Chief Zabu is a long-unreleased film that was written, produced and directed by Neil Cohen and Zack Norman (under his birth name, Howard Zuker). It is a socio-political comedy about a New York real estate developer who tries to take over a Polynesian nation. The film starred Norman, Allen Garfield and Allan Arbus. Production began in 1986 but, due to various issues, Cohen and Norman were unable to complete the film until 2016. It premiered at Laemmle Theatres' Monica Film Center on October 28, 2016 and screened a week later, on November 7, at the Fort Lauderdale International Film Festival ("FLIFF"). Trailers and clips are available through both Vimeo and YouTube.

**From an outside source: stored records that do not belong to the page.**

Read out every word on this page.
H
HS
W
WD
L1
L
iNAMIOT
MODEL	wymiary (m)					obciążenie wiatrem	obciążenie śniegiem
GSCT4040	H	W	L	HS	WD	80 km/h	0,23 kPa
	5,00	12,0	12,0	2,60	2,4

On August 16, 2017, Zabu's co-writer/directors were pictured on the front page of the New York Times Arts Section with a history of the film's unique and unusual journey.

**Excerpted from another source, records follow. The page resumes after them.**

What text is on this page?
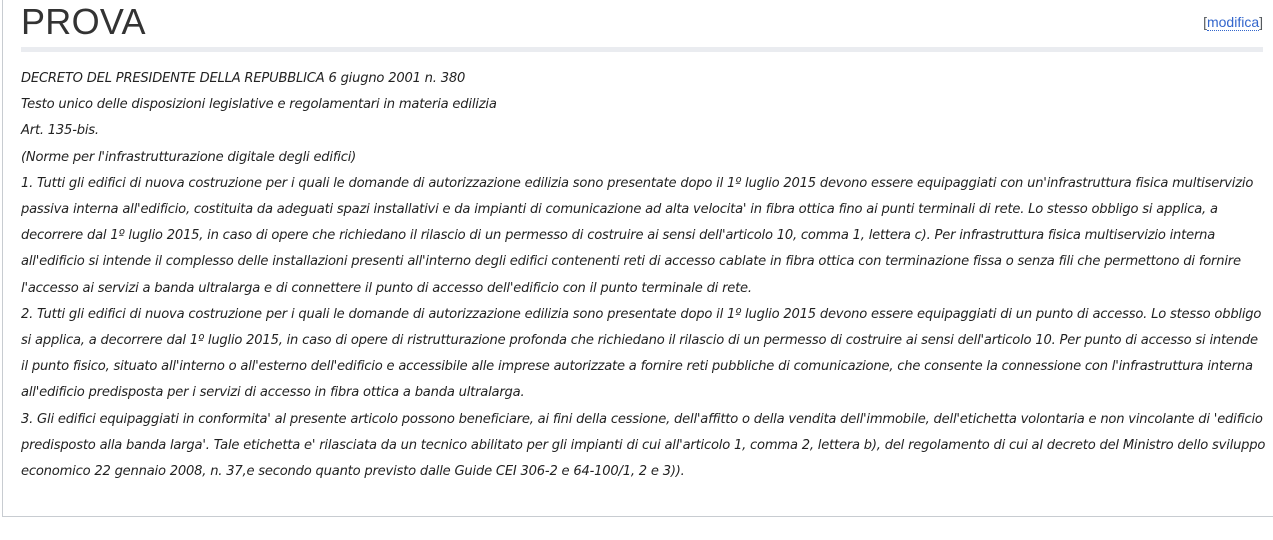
PROVA	[modifica]

DECRETO DEL PRESIDENTE DELLA REPUBBLICA 6 giugno 2001 n. 380

Testo unico delle disposizioni legislative e regolamentari in materia edilizia

Art. 135-bis.

(Norme per l'infrastrutturazione digitale degli edifici)

1. Tutti gli edifici di nuova costruzione per i quali le domande di autorizzazione edilizia sono presentate dopo il 1º luglio 2015 devono essere equipaggiati con un'infrastruttura fisica multiservizio passiva interna all'edificio, costituita da adeguati spazi installativi e da impianti di comunicazione ad alta velocita' in fibra ottica fino ai punti terminali di rete. Lo stesso obbligo si applica, a decorrere dal 1º luglio 2015, in caso di opere che richiedano il rilascio di un permesso di costruire ai sensi dell'articolo 10, comma 1, lettera c). Per infrastruttura fisica multiservizio interna all'edificio si intende il complesso delle installazioni presenti all'interno degli edifici contenenti reti di accesso cablate in fibra ottica con terminazione fissa o senza fili che permettono di fornire l'accesso ai servizi a banda ultralarga e di connettere il punto di accesso dell'edificio con il punto terminale di rete.

2. Tutti gli edifici di nuova costruzione per i quali le domande di autorizzazione edilizia sono presentate dopo il 1º luglio 2015 devono essere equipaggiati di un punto di accesso. Lo stesso obbligo si applica, a decorrere dal 1º luglio 2015, in caso di opere di ristrutturazione profonda che richiedano il rilascio di un permesso di costruire ai sensi dell'articolo 10. Per punto di accesso si intende il punto fisico, situato all'interno o all'esterno dell'edificio e accessibile alle imprese autorizzate a fornire reti pubbliche di comunicazione, che consente la connessione con l'infrastruttura interna all'edificio predisposta per i servizi di accesso in fibra ottica a banda ultralarga.

3. Gli edifici equipaggiati in conformita' al presente articolo possono beneficiare, ai fini della cessione, dell'affitto o della vendita dell'immobile, dell'etichetta volontaria e non vincolante di 'edificio predisposto alla banda larga'. Tale etichetta e' rilasciata da un tecnico abilitato per gli impianti di cui all'articolo 1, comma 2, lettera b), del regolamento di cui al decreto del Ministro dello sviluppo economico 22 gennaio 2008, n. 37,e secondo quanto previsto dalle Guide CEI 306-2 e 64-100/1, 2 e 3)).
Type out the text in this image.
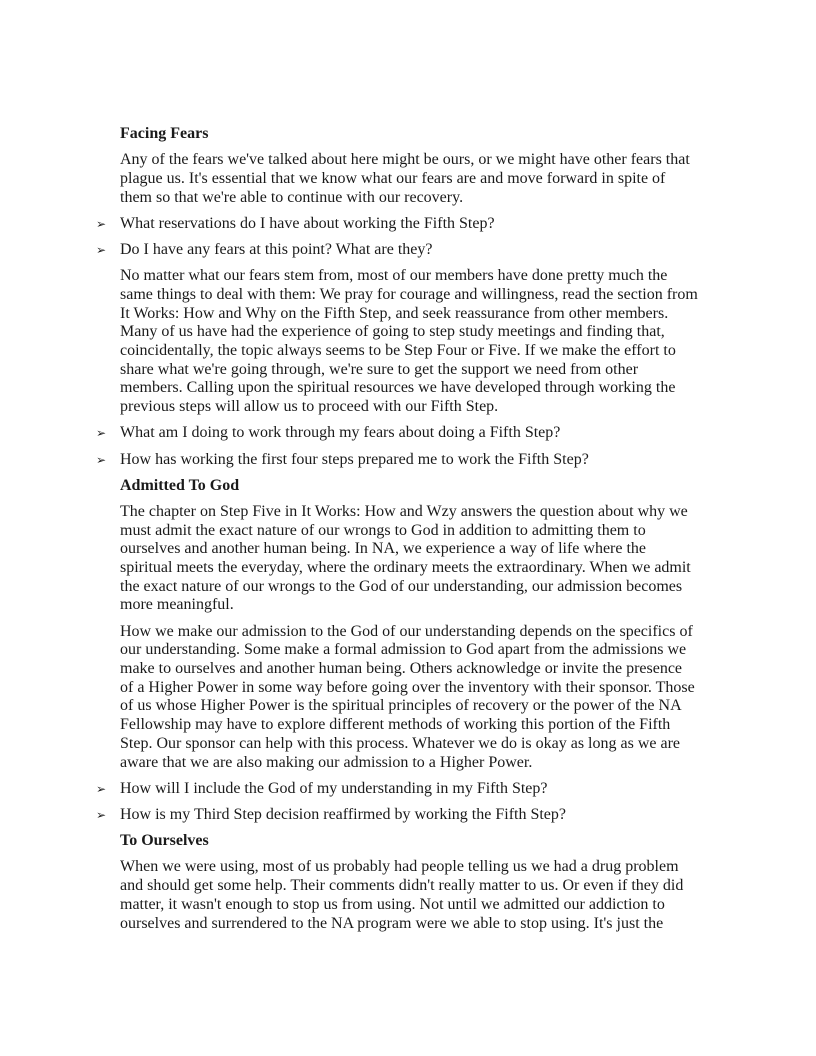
Facing Fears
Any of the fears we've talked about here might be ours, or we might have other fears that plague us. It's essential that we know what our fears are and move forward in spite of them so that we're able to continue with our recovery.
➢ What reservations do I have about working the Fifth Step?
➢ Do I have any fears at this point? What are they?
No matter what our fears stem from, most of our members have done pretty much the same things to deal with them: We pray for courage and willingness, read the section from It Works: How and Why on the Fifth Step, and seek reassurance from other members. Many of us have had the experience of going to step study meetings and finding that, coincidentally, the topic always seems to be Step Four or Five. If we make the effort to share what we're going through, we're sure to get the support we need from other members. Calling upon the spiritual resources we have developed through working the previous steps will allow us to proceed with our Fifth Step.
➢ What am I doing to work through my fears about doing a Fifth Step?
➢ How has working the first four steps prepared me to work the Fifth Step?
Admitted To God
The chapter on Step Five in It Works: How and Wzy answers the question about why we must admit the exact nature of our wrongs to God in addition to admitting them to ourselves and another human being. In NA, we experience a way of life where the spiritual meets the everyday, where the ordinary meets the extraordinary. When we admit the exact nature of our wrongs to the God of our understanding, our admission becomes more meaningful.
How we make our admission to the God of our understanding depends on the specifics of our understanding. Some make a formal admission to God apart from the admissions we make to ourselves and another human being. Others acknowledge or invite the presence of a Higher Power in some way before going over the inventory with their sponsor. Those of us whose Higher Power is the spiritual principles of recovery or the power of the NA Fellowship may have to explore different methods of working this portion of the Fifth Step. Our sponsor can help with this process. Whatever we do is okay as long as we are aware that we are also making our admission to a Higher Power.
➢ How will I include the God of my understanding in my Fifth Step?
➢ How is my Third Step decision reaffirmed by working the Fifth Step?
To Ourselves
When we were using, most of us probably had people telling us we had a drug problem and should get some help. Their comments didn't really matter to us. Or even if they did matter, it wasn't enough to stop us from using. Not until we admitted our addiction to ourselves and surrendered to the NA program were we able to stop using. It's just the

A long running advertisement for the film in Variety was the source of a recurring joke on Mystery Science Theater 3000.

== Synopsis ==
The film follows an ambitious New York realtor who dreams of political power and decides to accomplish this by taking over a Polynesian nation.

== Cast ==
- Allen Garfield as Ben Sydney
- Zack Norman as Sammy Brooks
- Allan Arbus as George Dankworth
- Marianna Hill as Jennifer Holding
- Manu Tupou as Chief Henri Zabu
- Ed Lauter as Skip Keisel
- Joseph Warren as Arthur Keisel
- Betty Karlen as Linda Gato
- Shirley Stoler as Joan Ironwood
- Lucianne Buchanan as Monica Keisel
- Ferdinand Mayne as Seth the Butler
- Charles Siegal as Seth's Assistant
- Tom Nardini as the Gatekeeper
- Harsh Nayyar as the Prime Minister

==Merchandise==
At his TeePublic website, American entrepreneur Josh Abramson offers a T-shirt bearing an image of the Variety advertisement that ran consistently between 1985 and 1988.

==Reception==
Film writer Larry Langman saw the "poorly received" 1980s preview version and dismissed the film as "ineptly produced comedy."

Reviewing the 2016 release, Sheri Linden of The Hollywood Reporter gave the film a mixed review, calling its comedy "uneven", while still retaining "a satirical bite." Michael Rechtshaffen of the Los Angeles Times called it a "tiresomely talky would-be satire" that "plays like bargain basement Barry Levinson".

In anticipation of the film's screening at FLIFF, a Fort Lauderdale restaurant introduced a specialty cocktail named the "Chief Zabu".

Following a series of festival and awards-qualifying screening runs, blogger Chad Sternberger of the popular website The Studio Exec implored Hollywood distributors: "For heaven's sake could someone please release Chief Zabu." The film was one of 336 titles to qualify for the 89th Academy Awards.

Actress Marianna Hill, one of the stars of the film, spoke at length about her experience working on Chief Zabu on the movie/TV blog "Hill Place".